Butternut Chilli
Ingredients
- Onion: 3, Chopped
- Butternut Squash: 3, Cubed
- Vine Tomatoes: 1200g
- Red Wine: 450ml
- Vegetable stock cube: 3/4
- Black turtle beans: 400g tin
- Soured Cream: 6 tbsp
- Piquillo peppers: 18, Chopped (or 1 roasted Romano pepper)
- Garlic: 1 large clove, chopped
- Cayenne Pepper: 3 tsp
- Oregano: 3 tsp
- Red chilli: 3, finely diced
- Pitted Green Olives: 18, Chopped
- Bay Leaf
- Chives
- Lemon Juice
- Olive Oil
Method
- Cut the lemon into small pieces, each with skin.
- Pour boiling water over the tomatoes, count to 30, quarter, peel and chop.

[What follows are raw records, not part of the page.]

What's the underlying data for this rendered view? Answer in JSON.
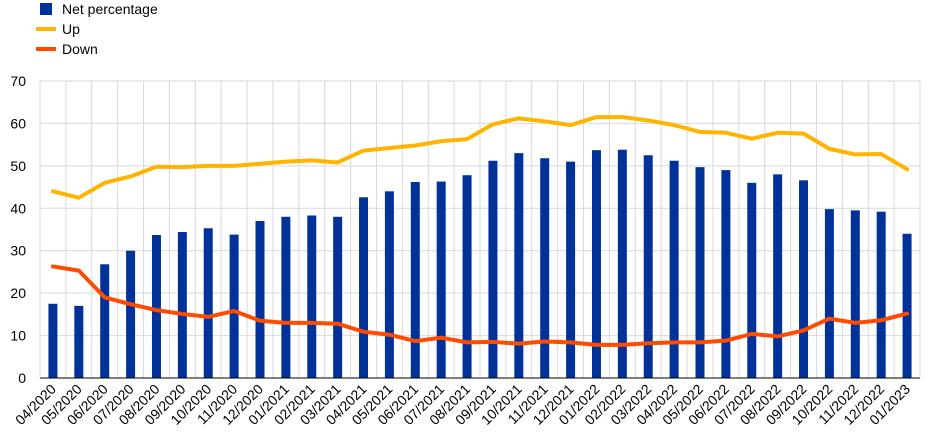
{
  "chart_data": {
    "type": "bar",
    "categories": [
      "04/2020",
      "05/2020",
      "06/2020",
      "07/2020",
      "08/2020",
      "09/2020",
      "10/2020",
      "11/2020",
      "12/2020",
      "01/2021",
      "02/2021",
      "03/2021",
      "04/2021",
      "05/2021",
      "06/2021",
      "07/2021",
      "08/2021",
      "09/2021",
      "10/2021",
      "11/2021",
      "12/2021",
      "01/2022",
      "02/2022",
      "03/2022",
      "04/2022",
      "05/2022",
      "06/2022",
      "07/2022",
      "08/2022",
      "09/2022",
      "10/2022",
      "11/2022",
      "12/2022",
      "01/2023"
    ],
    "series": [
      {
        "name": "Net percentage",
        "kind": "bar",
        "color": "#003299",
        "values": [
          17.5,
          17,
          26.8,
          30,
          33.7,
          34.4,
          35.3,
          33.8,
          37,
          38,
          38.3,
          38,
          42.6,
          44,
          46.2,
          46.3,
          47.8,
          51.2,
          53,
          51.8,
          51,
          53.7,
          53.8,
          52.5,
          51.2,
          49.7,
          49,
          46,
          48,
          46.6,
          39.8,
          39.5,
          39.2,
          34
        ]
      },
      {
        "name": "Up",
        "kind": "line",
        "color": "#FFB400",
        "values": [
          44,
          42.5,
          46,
          47.5,
          49.8,
          49.7,
          50,
          50,
          50.5,
          51,
          51.3,
          50.8,
          53.6,
          54.2,
          54.8,
          55.8,
          56.3,
          59.8,
          61.2,
          60.5,
          59.6,
          61.5,
          61.5,
          60.7,
          59.6,
          58,
          57.8,
          56.4,
          57.8,
          57.6,
          54,
          52.7,
          52.8,
          49.2
        ]
      },
      {
        "name": "Down",
        "kind": "line",
        "color": "#FF4B00",
        "values": [
          26.3,
          25.3,
          19,
          17.4,
          16,
          15.1,
          14.4,
          15.8,
          13.5,
          13,
          13,
          12.8,
          10.9,
          10.2,
          8.7,
          9.5,
          8.4,
          8.5,
          8.1,
          8.6,
          8.4,
          7.8,
          7.8,
          8.2,
          8.4,
          8.4,
          8.8,
          10.4,
          9.8,
          11.2,
          14,
          13,
          13.6,
          15.2
        ]
      }
    ],
    "title": "",
    "xlabel": "",
    "ylabel": "",
    "ylim": [
      0,
      70
    ],
    "yticks": [
      0,
      10,
      20,
      30,
      40,
      50,
      60,
      70
    ],
    "grid": true,
    "legend_placement": "top-left"
  }
}
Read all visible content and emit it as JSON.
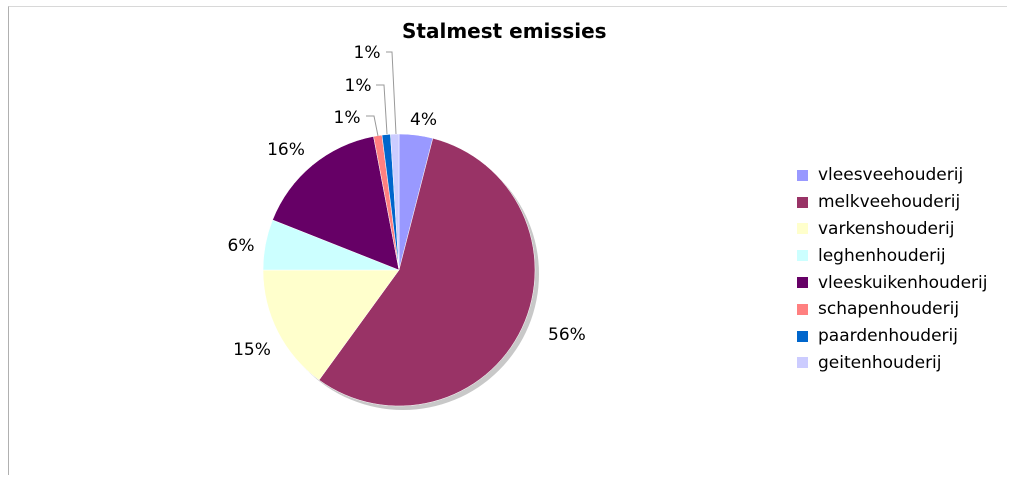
{
  "chart_data": {
    "type": "pie",
    "title": "Stalmest emissies",
    "slices": [
      {
        "label": "vleesveehouderij",
        "value": 4,
        "display": "4%",
        "color": "#9999ff"
      },
      {
        "label": "melkveehouderij",
        "value": 56,
        "display": "56%",
        "color": "#993366"
      },
      {
        "label": "varkenshouderij",
        "value": 15,
        "display": "15%",
        "color": "#ffffcc"
      },
      {
        "label": "leghenhouderij",
        "value": 6,
        "display": "6%",
        "color": "#ccffff"
      },
      {
        "label": "vleeskuikenhouderij",
        "value": 16,
        "display": "16%",
        "color": "#660066"
      },
      {
        "label": "schapenhouderij",
        "value": 1,
        "display": "1%",
        "color": "#ff8080"
      },
      {
        "label": "paardenhouderij",
        "value": 1,
        "display": "1%",
        "color": "#0066cc"
      },
      {
        "label": "geitenhouderij",
        "value": 1,
        "display": "1%",
        "color": "#ccccff"
      }
    ],
    "legend_position": "right"
  }
}
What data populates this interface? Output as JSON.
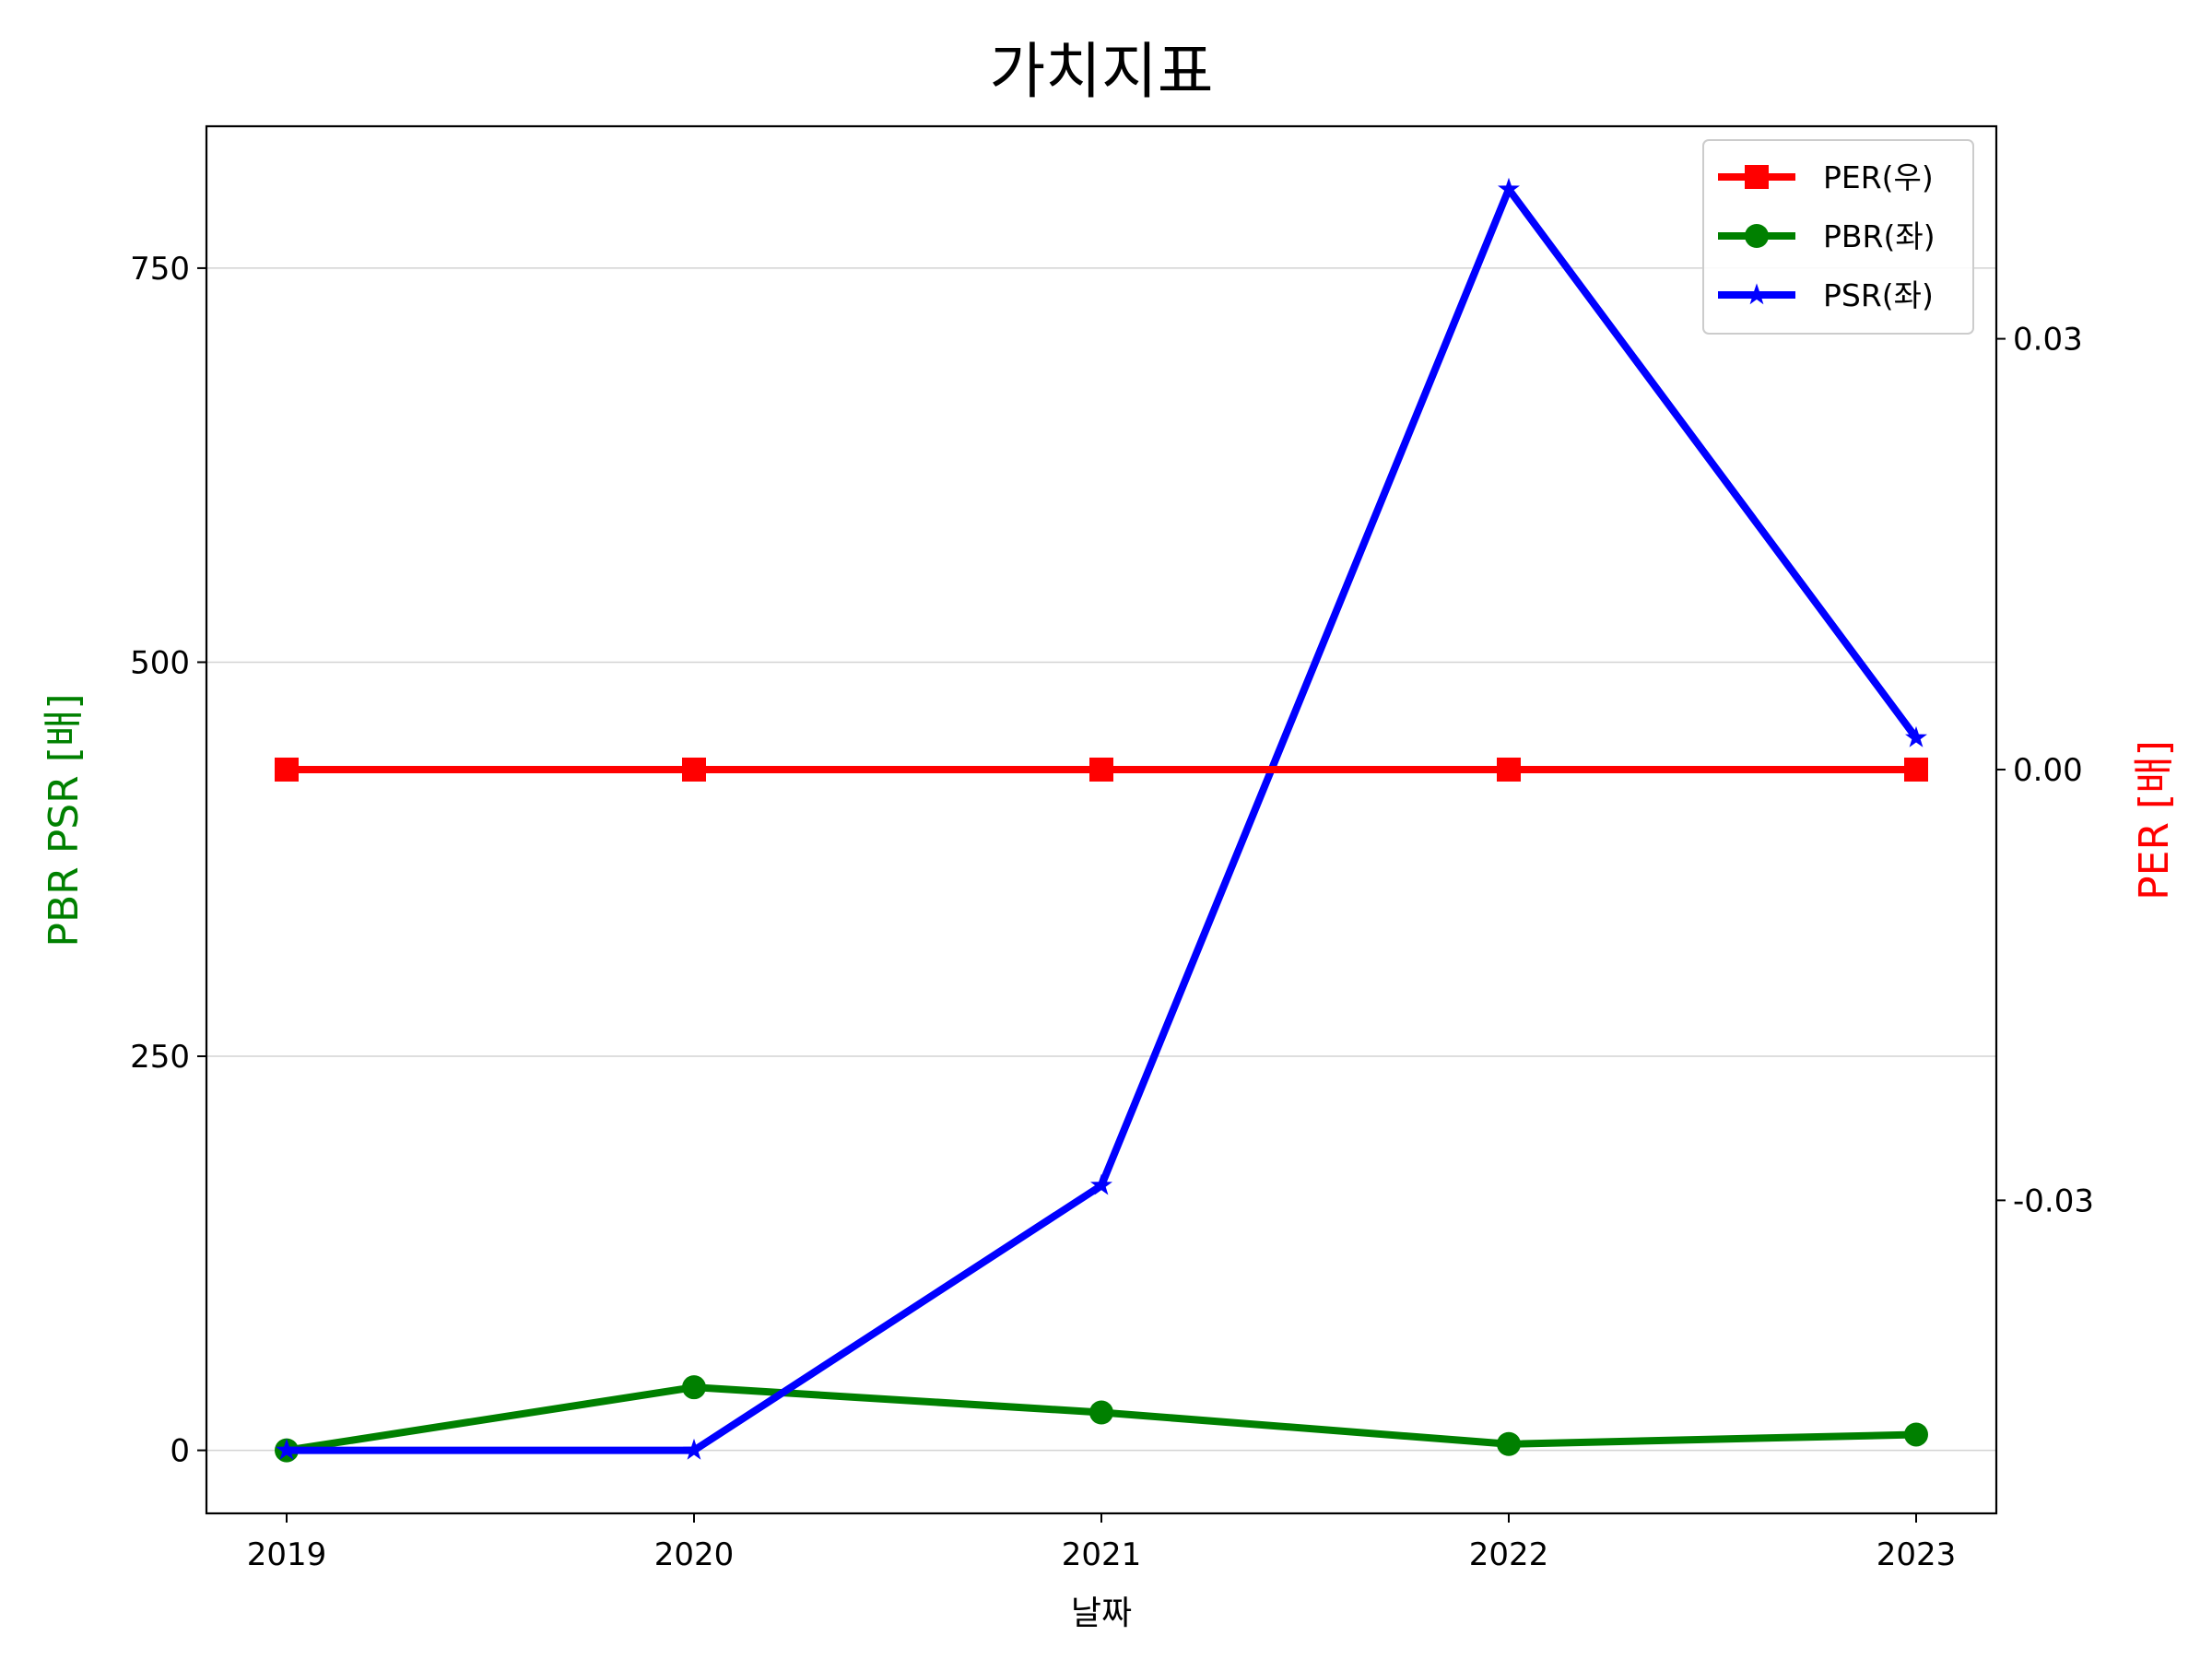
{
  "chart_data": {
    "type": "line",
    "title": "가치지표",
    "xlabel": "날짜",
    "ylabel_left": "PBR PSR [배]",
    "ylabel_right": "PER [배]",
    "categories": [
      "2019",
      "2020",
      "2021",
      "2022",
      "2023"
    ],
    "left_yticks": [
      0,
      250,
      500,
      750
    ],
    "left_ylim": [
      -40,
      840
    ],
    "right_yticks": [
      -0.03,
      0.0,
      0.03
    ],
    "right_ytick_labels": [
      "-0.03",
      "0.00",
      "0.03"
    ],
    "right_ylim": [
      -0.0518,
      0.0448
    ],
    "grid": "horizontal",
    "legend_position": "top-right",
    "series": [
      {
        "name": "PER(우)",
        "axis": "right",
        "color": "#ff0000",
        "marker": "square",
        "values": [
          0,
          0,
          0,
          0,
          0
        ]
      },
      {
        "name": "PBR(좌)",
        "axis": "left",
        "color": "#008000",
        "marker": "circle",
        "values": [
          0,
          40,
          24,
          4,
          10
        ]
      },
      {
        "name": "PSR(좌)",
        "axis": "left",
        "color": "#0000ff",
        "marker": "star",
        "values": [
          0,
          0,
          168,
          800,
          452
        ]
      }
    ]
  }
}
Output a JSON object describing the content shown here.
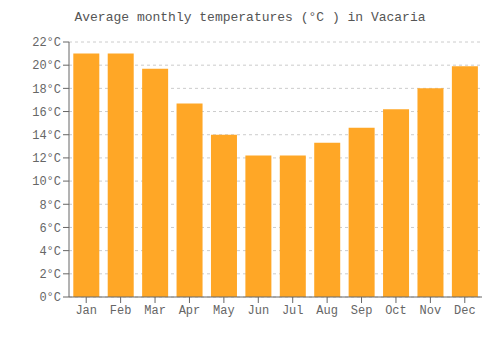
{
  "chart_data": {
    "type": "bar",
    "title": "Average monthly temperatures (°C ) in Vacaria",
    "categories": [
      "Jan",
      "Feb",
      "Mar",
      "Apr",
      "May",
      "Jun",
      "Jul",
      "Aug",
      "Sep",
      "Oct",
      "Nov",
      "Dec"
    ],
    "values": [
      21.0,
      21.0,
      19.7,
      16.7,
      14.0,
      12.2,
      12.2,
      13.3,
      14.6,
      16.2,
      18.0,
      19.9
    ],
    "color": "#FFA726",
    "ylim": [
      0,
      22
    ],
    "yticks": [
      {
        "value": 0,
        "label": "0°C"
      },
      {
        "value": 2,
        "label": "2°C"
      },
      {
        "value": 4,
        "label": "4°C"
      },
      {
        "value": 6,
        "label": "6°C"
      },
      {
        "value": 8,
        "label": "8°C"
      },
      {
        "value": 10,
        "label": "10°C"
      },
      {
        "value": 12,
        "label": "12°C"
      },
      {
        "value": 14,
        "label": "14°C"
      },
      {
        "value": 16,
        "label": "16°C"
      },
      {
        "value": 18,
        "label": "18°C"
      },
      {
        "value": 20,
        "label": "20°C"
      },
      {
        "value": 22,
        "label": "22°C"
      }
    ],
    "grid": true
  }
}
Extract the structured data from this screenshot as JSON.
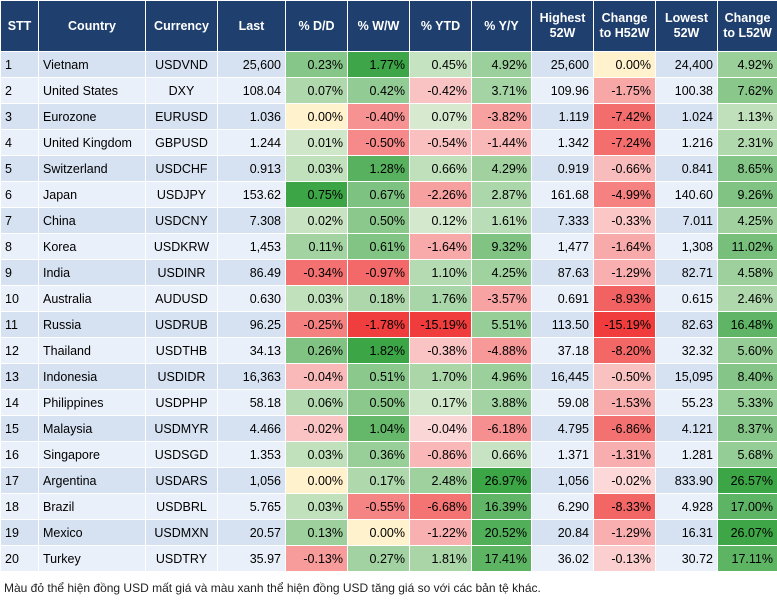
{
  "table": {
    "columns": [
      "STT",
      "Country",
      "Currency",
      "Last",
      "% D/D",
      "% W/W",
      "% YTD",
      "% Y/Y",
      "Highest 52W",
      "Change to H52W",
      "Lowest 52W",
      "Change to L52W"
    ],
    "rows": [
      [
        "1",
        "Vietnam",
        "USDVND",
        "25,600",
        "0.23%",
        "1.77%",
        "0.45%",
        "4.92%",
        "25,600",
        "0.00%",
        "24,400",
        "4.92%"
      ],
      [
        "2",
        "United States",
        "DXY",
        "108.04",
        "0.07%",
        "0.42%",
        "-0.42%",
        "3.71%",
        "109.96",
        "-1.75%",
        "100.38",
        "7.62%"
      ],
      [
        "3",
        "Eurozone",
        "EURUSD",
        "1.036",
        "0.00%",
        "-0.40%",
        "0.07%",
        "-3.82%",
        "1.119",
        "-7.42%",
        "1.024",
        "1.13%"
      ],
      [
        "4",
        "United Kingdom",
        "GBPUSD",
        "1.244",
        "0.01%",
        "-0.50%",
        "-0.54%",
        "-1.44%",
        "1.342",
        "-7.24%",
        "1.216",
        "2.31%"
      ],
      [
        "5",
        "Switzerland",
        "USDCHF",
        "0.913",
        "0.03%",
        "1.28%",
        "0.66%",
        "4.29%",
        "0.919",
        "-0.66%",
        "0.841",
        "8.65%"
      ],
      [
        "6",
        "Japan",
        "USDJPY",
        "153.62",
        "0.75%",
        "0.67%",
        "-2.26%",
        "2.87%",
        "161.68",
        "-4.99%",
        "140.60",
        "9.26%"
      ],
      [
        "7",
        "China",
        "USDCNY",
        "7.308",
        "0.02%",
        "0.50%",
        "0.12%",
        "1.61%",
        "7.333",
        "-0.33%",
        "7.011",
        "4.25%"
      ],
      [
        "8",
        "Korea",
        "USDKRW",
        "1,453",
        "0.11%",
        "0.61%",
        "-1.64%",
        "9.32%",
        "1,477",
        "-1.64%",
        "1,308",
        "11.02%"
      ],
      [
        "9",
        "India",
        "USDINR",
        "86.49",
        "-0.34%",
        "-0.97%",
        "1.10%",
        "4.25%",
        "87.63",
        "-1.29%",
        "82.71",
        "4.58%"
      ],
      [
        "10",
        "Australia",
        "AUDUSD",
        "0.630",
        "0.03%",
        "0.18%",
        "1.76%",
        "-3.57%",
        "0.691",
        "-8.93%",
        "0.615",
        "2.46%"
      ],
      [
        "11",
        "Russia",
        "USDRUB",
        "96.25",
        "-0.25%",
        "-1.78%",
        "-15.19%",
        "5.51%",
        "113.50",
        "-15.19%",
        "82.63",
        "16.48%"
      ],
      [
        "12",
        "Thailand",
        "USDTHB",
        "34.13",
        "0.26%",
        "1.82%",
        "-0.38%",
        "-4.88%",
        "37.18",
        "-8.20%",
        "32.32",
        "5.60%"
      ],
      [
        "13",
        "Indonesia",
        "USDIDR",
        "16,363",
        "-0.04%",
        "0.51%",
        "1.70%",
        "4.96%",
        "16,445",
        "-0.50%",
        "15,095",
        "8.40%"
      ],
      [
        "14",
        "Philippines",
        "USDPHP",
        "58.18",
        "0.06%",
        "0.50%",
        "0.17%",
        "3.88%",
        "59.08",
        "-1.53%",
        "55.23",
        "5.33%"
      ],
      [
        "15",
        "Malaysia",
        "USDMYR",
        "4.466",
        "-0.02%",
        "1.04%",
        "-0.04%",
        "-6.18%",
        "4.795",
        "-6.86%",
        "4.121",
        "8.37%"
      ],
      [
        "16",
        "Singapore",
        "USDSGD",
        "1.353",
        "0.03%",
        "0.36%",
        "-0.86%",
        "0.66%",
        "1.371",
        "-1.31%",
        "1.281",
        "5.68%"
      ],
      [
        "17",
        "Argentina",
        "USDARS",
        "1,056",
        "0.00%",
        "0.17%",
        "2.48%",
        "26.97%",
        "1,056",
        "-0.02%",
        "833.90",
        "26.57%"
      ],
      [
        "18",
        "Brazil",
        "USDBRL",
        "5.765",
        "0.03%",
        "-0.55%",
        "-6.68%",
        "16.39%",
        "6.290",
        "-8.33%",
        "4.928",
        "17.00%"
      ],
      [
        "19",
        "Mexico",
        "USDMXN",
        "20.57",
        "0.13%",
        "0.00%",
        "-1.22%",
        "20.52%",
        "20.84",
        "-1.29%",
        "16.31",
        "26.07%"
      ],
      [
        "20",
        "Turkey",
        "USDTRY",
        "35.97",
        "-0.13%",
        "0.27%",
        "1.81%",
        "17.41%",
        "36.02",
        "-0.13%",
        "30.72",
        "17.11%"
      ]
    ]
  },
  "footer": {
    "note": "Màu đỏ thể hiện đồng USD mất giá và màu xanh thể hiện đồng USD tăng giá so với các bản tệ khác."
  }
}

- Soften the onion and garlic in olive oil in a heavy lidded pan.
- Stir chilli, cayenne, oregano and bay into onion then stir-fry for 1 minute.
- Add squash, olives, lemon and wine. Simmer, stirring, for 2 min.
- Add tomatoes, 150ml water and crumbled stock cube. Gently simmer, cover and cook for 20 min.
- Chop the peppers and add to the pan. Taste for salt, adding extra water if drying out.
- Cover and cook for a further 20 min until lemon is tender.
- Drain and rinse the beans. Add to the pot.
- Reheat now, later or tomorrow. Serve with soured cream and chives.